6. [appellant] betoogt dat de rechtbank heeft miskend dat sprake is van bijzondere omstandigheden op grond waarvan het college van handhavend optreden tegen de bouwwerken af had moeten zien. Volgens [appellant] komt aan hem een geslaagd beroep op het vertrouwens- en gelijkheidsbeginsel toe. Voort is handhavend optreden onevenredig, omdat daarmee geen belang gediend wordt.

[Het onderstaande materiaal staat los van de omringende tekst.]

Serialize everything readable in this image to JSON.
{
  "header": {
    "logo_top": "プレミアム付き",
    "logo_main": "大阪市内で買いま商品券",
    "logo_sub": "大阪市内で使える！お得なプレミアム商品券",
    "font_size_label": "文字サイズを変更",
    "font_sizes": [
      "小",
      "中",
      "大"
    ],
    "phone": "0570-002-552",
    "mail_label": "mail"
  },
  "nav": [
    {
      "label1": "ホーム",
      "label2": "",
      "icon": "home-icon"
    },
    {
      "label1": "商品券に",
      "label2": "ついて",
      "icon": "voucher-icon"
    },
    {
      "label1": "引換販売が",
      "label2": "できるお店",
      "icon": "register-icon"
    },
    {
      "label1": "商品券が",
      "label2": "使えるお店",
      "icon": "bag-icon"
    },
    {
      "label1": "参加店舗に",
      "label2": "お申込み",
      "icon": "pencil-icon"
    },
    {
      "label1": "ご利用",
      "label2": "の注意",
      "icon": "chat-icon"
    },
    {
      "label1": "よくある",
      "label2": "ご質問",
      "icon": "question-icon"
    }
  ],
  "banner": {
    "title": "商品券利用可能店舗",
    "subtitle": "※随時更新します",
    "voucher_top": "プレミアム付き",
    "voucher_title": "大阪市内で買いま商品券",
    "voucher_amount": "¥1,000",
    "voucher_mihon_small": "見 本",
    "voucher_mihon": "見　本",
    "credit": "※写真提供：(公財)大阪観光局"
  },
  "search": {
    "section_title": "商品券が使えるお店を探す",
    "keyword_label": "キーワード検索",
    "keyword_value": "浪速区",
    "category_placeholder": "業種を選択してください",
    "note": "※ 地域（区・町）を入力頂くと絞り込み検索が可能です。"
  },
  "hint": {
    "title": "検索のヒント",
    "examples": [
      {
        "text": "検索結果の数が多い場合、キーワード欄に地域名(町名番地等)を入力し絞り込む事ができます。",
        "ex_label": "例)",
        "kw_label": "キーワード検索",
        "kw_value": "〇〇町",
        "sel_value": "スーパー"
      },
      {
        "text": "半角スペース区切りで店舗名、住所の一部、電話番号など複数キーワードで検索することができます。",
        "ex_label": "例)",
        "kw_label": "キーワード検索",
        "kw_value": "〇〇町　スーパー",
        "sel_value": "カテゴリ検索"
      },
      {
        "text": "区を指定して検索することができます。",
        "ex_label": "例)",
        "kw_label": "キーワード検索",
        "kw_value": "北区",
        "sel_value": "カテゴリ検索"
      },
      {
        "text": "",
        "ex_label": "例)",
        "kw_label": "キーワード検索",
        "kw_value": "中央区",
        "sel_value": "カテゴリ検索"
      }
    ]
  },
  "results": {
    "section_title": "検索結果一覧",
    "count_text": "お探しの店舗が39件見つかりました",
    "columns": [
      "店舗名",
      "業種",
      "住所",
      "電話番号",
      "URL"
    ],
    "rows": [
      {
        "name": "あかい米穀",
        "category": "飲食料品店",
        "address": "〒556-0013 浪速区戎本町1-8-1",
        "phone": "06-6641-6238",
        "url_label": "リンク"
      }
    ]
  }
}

6.1. [appellant] heeft ter onderbouwing van zijn betoog onder meer verwezen naar de brieven gericht aan zijn rechtsvoorganger van 10 februari 2004, 6 mei 2004 en 7 mei 2004 van de Commandant Brandweer, namens hem ondertekend door het Hoofd Preventie Brandweer Beverwijk, alsmede naar twee brieven van de [beleidsadviseur en handhavingsregisseur van de afdeling Ruimte], team Vergunningen, van de gemeente, van 29 december 2015 en 4 februari 2016. In deze brieven komt de bewoning van de bouwwerken ter sprake. Vast staat dan ook dat de gemeente in ieder geval sinds 2004 op de hoogte was van de bewoning van de bouwwerken en daarover sinds die tijd gecorrespondeerd heeft met [appellant] en zijn rechtsvoorganger, daargelaten de achtergrond van de brieven. Dit is ter zitting ook door het college erkend. Verder staat vast dat niet eerder handhavend is opgetreden tegen de bewoning van de bouwwerken. Ter zitting is voorts vast komen te staan dat woningzoekenden door het sociaal team van de gemeente zijn verwezen naar deze woningen en dat voor de huur van de woningen huursubsidie is aangevraagd en ontvangen. Verder is niet gebleken van klachten van omwonenden of andere derden met betrekking tot de bewoning van de bouwwerken. Het college heeft ter onderbouwing van zijn besluit om handhavend op te treden verwezen naar het algemeen belang dat is gediend met handhaving bij overtreding van een wettelijk voorschrift. Het college heeft niet gemotiveerd dat er andere belangen in het geding waren die het heeft betrokken bij zijn handhavingsbesluit. Tegenover het algemeen belang van het college om handhavend op te treden tegen overtredingen staan de nadelige gevolgen voor [appellant] en de bewoners van de bijgebouwen als zij de bewoning ervan moeten beëindigen, doordat deze in de oorspronkelijke staat moeten worden teruggebracht, respectievelijk moeten worden verwijderd.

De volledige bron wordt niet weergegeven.